Our PAYE, SA, NICs and corporation tax (CT) forecasts are affected by our assumption that incorporations will continue their rising trend. Employment income is taxed more heavily than profits and dividends, so when formerly employed or self-employed individuals incorporate, their tax bills generally fall and the government loses revenue. We model these fiscal impacts separately and add them to the relevant forecasts for income tax, NICs and corporation tax.
As set out in our 2016 Forecast evaluation report, we appear to have been underestimating the pace of incorporations and their effect on receipts. Since March, we have worked with HMRC to overhaul the forecast model in order better to reflect the affected population, the tax incentives they face and the exchequer cost of a typical incorporation.
The incorporations model is estimated on a sub-population of companies that are considered to have a genuine choice over their legal employment status. This population is defined as those with positive trading profits (after losses being carried forward) of up to £500,000 (in 2014 prices). There were roughly 1 million such companies in 2014, out of a total registered company population of 3.2 million. Between 2000 and 2014, growth in this population averaged around 7 per cent a year, much faster than growth in either employees or the self-employed.
The 2006 Companies Act abolished the legal requirement for companies to have at least two directors. Since then, the number of single-director companies among this population has risen rapidly, reaching 37 per cent of the total by 2014 and accounting for all the growth since 2007. While the data used in the model only extends to 2014, other sources point to growth continuing.

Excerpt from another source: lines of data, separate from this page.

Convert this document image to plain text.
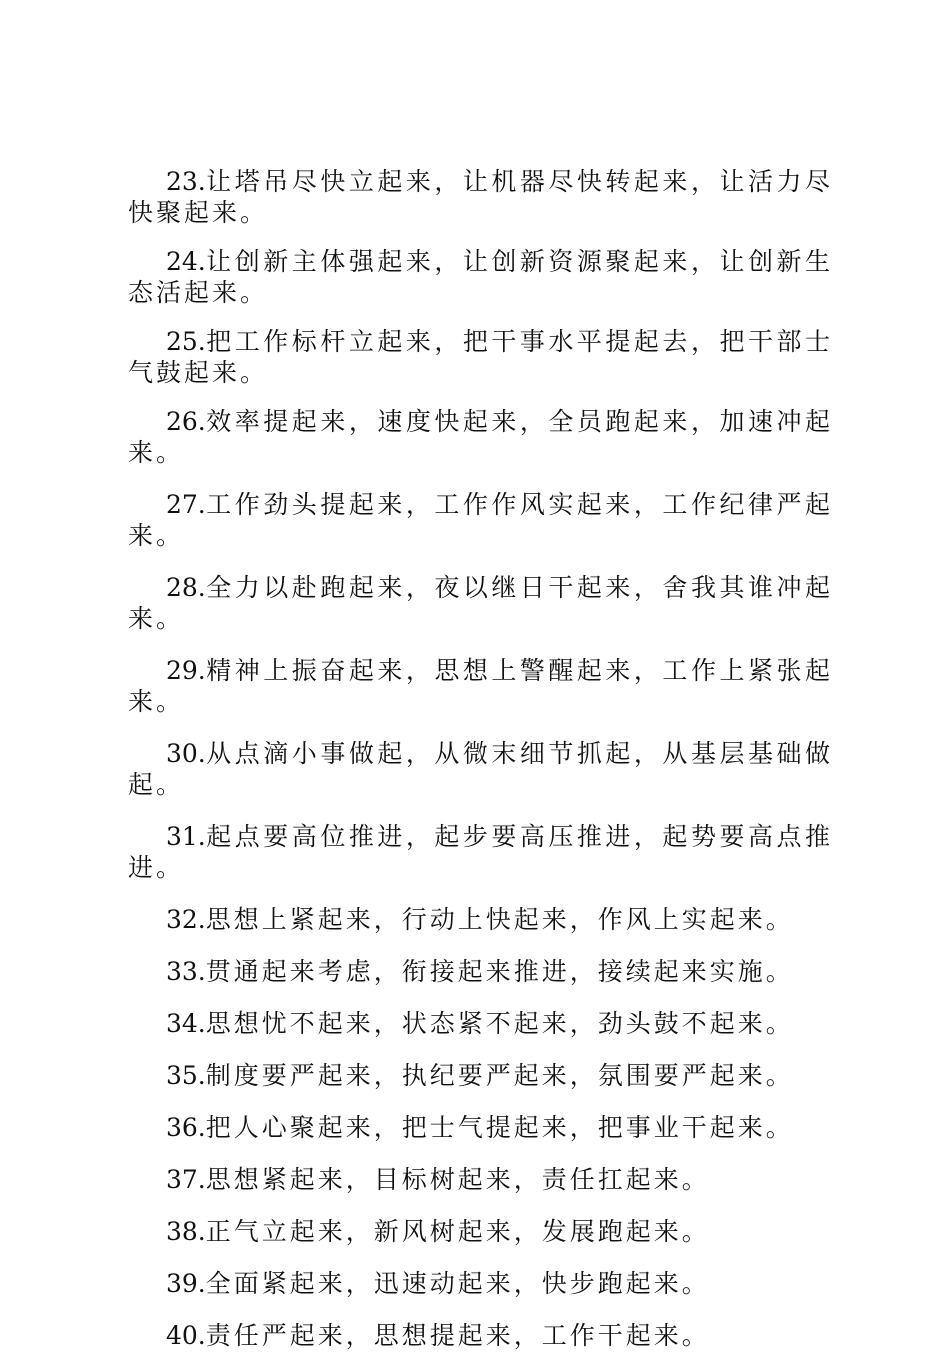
23.让塔吊尽快立起来，让机器尽快转起来，让活力尽快聚起来。

24.让创新主体强起来，让创新资源聚起来，让创新生态活起来。

25.把工作标杆立起来，把干事水平提起去，把干部士气鼓起来。

26.效率提起来，速度快起来，全员跑起来，加速冲起来。

27.工作劲头提起来，工作作风实起来，工作纪律严起来。

28.全力以赴跑起来，夜以继日干起来，舍我其谁冲起来。

29.精神上振奋起来，思想上警醒起来，工作上紧张起来。

30.从点滴小事做起，从微末细节抓起，从基层基础做起。

31.起点要高位推进，起步要高压推进，起势要高点推进。

32.思想上紧起来，行动上快起来，作风上实起来。

33.贯通起来考虑，衔接起来推进，接续起来实施。

34.思想忧不起来，状态紧不起来，劲头鼓不起来。

35.制度要严起来，执纪要严起来，氛围要严起来。

36.把人心聚起来，把士气提起来，把事业干起来。

37.思想紧起来，目标树起来，责任扛起来。

38.正气立起来，新风树起来，发展跑起来。

39.全面紧起来，迅速动起来，快步跑起来。

40.责任严起来，思想提起来，工作干起来。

For example, the Labour Force Survey suggests that employment among sole directors of their own limited business increased by around 25 per cent between 2014 and 2015.
Chart A: Historical and forecast company population by number of directors
Not all these incorporations are tax-motivated, as incorporation provides other benefits such as limited liability status. Operating as a company is an increasingly common way to structure a business in a number of sectors – particularly construction, retail, IT, media and professional services. These sectors account for more than half the modelled company population in 2014.
The model estimates three key components to produce the overall effect on receipts. These are:
- tax incentives are modelled as a function of the income tax, NICs and CT rates in each year of the forecast. For both the employed and self-employed populations, the theoretical tax gain from incorporating is calculated for a range of incomes and then weighted by their distribution. These calculations assume that typical directors take a salary of at least the primary NICs threshold (currently £8,060) to ensure eligibility for state pensions and other benefits, retain a portion of earnings within the company each year and then withdraw the remaining post-CT profits as dividends. For the 2016-17 tax regime, the theoretical annual tax benefits for employed and self-employed individuals with incomes of around £30,000 are £3,300 and £700 respectively. These incentives are sensitive to tax rates. In 2021-22, when the CT rate will be 17 per cent, the equivalent figures (in today’s prices) will be £4,200 and £1,000;
- the volume of incorporations is estimated using a time series regression that relates the size of the company population to the calculated tax incentives and various macroeconomic variables. This produces a breakdown of company numbers between ‘underlying’ and ‘tax-motivated’ entities. The first group make up the majority of the company population (and the effect on the receipts forecast) and is forecast to expand regardless of tax incentives. The second group is sensitive to changes in tax rates, meaning policy measures that affect the relevant rates will have an additional effect on overall receipts; and
- exchequer costs are calculated by multiplying the forecast volume of incorporations by an estimated average cost per incorporation. The average cost is not the theoretical benefit calculated above, but is drawn from the observed income/profits of the modelled population. This allows for observed patterns of multiple directors within companies splitting income to increase the tax benefit. Across the forecast period, exchequer costs will come from the flow of new incorporations each year plus the stock of those incorporated since the first year of the forecast. These costs are then apportioned to the relevant taxes and added to those forecasts. We assume that the average cost per new incorporation will be higher than the average cost in the stock, so that it also rises over time.
The model is also used in policy costings to estimate the effects of changing tax rates on the number of incorporations and therefore receipts. A proposed change in the income tax, dividend, CT or NICs rates will affect the flow of incorporations in the estimated tax-motivated population as well as the average cost of each incorporation for the whole population.
In recent years, the Government has announced significant changes to the headline CT rate and to the tax rate on dividend income. The rise in dividend rates from 2016-17 reduces the tax incentive to incorporate, but this is partly offset by CT rate cuts in 2017-18 and 2020-21. Table A shows the effect of the baseline incorporation forecast and those rate changes on receipts.
Even allowing for the dividend tax reforms, we expect incorporations to increase by 5 per cent a year on average over the forecast period, much faster than the 0.4 per cent a year rise in total employment. Relative to a counterfactual that incorporations increased in line with employment, this takes around £3½ billion off total receipts in 2021-22. This is the net effect of boosting CT by almost £3 billion, but reducing income tax and NICs receipts by over £6 billion.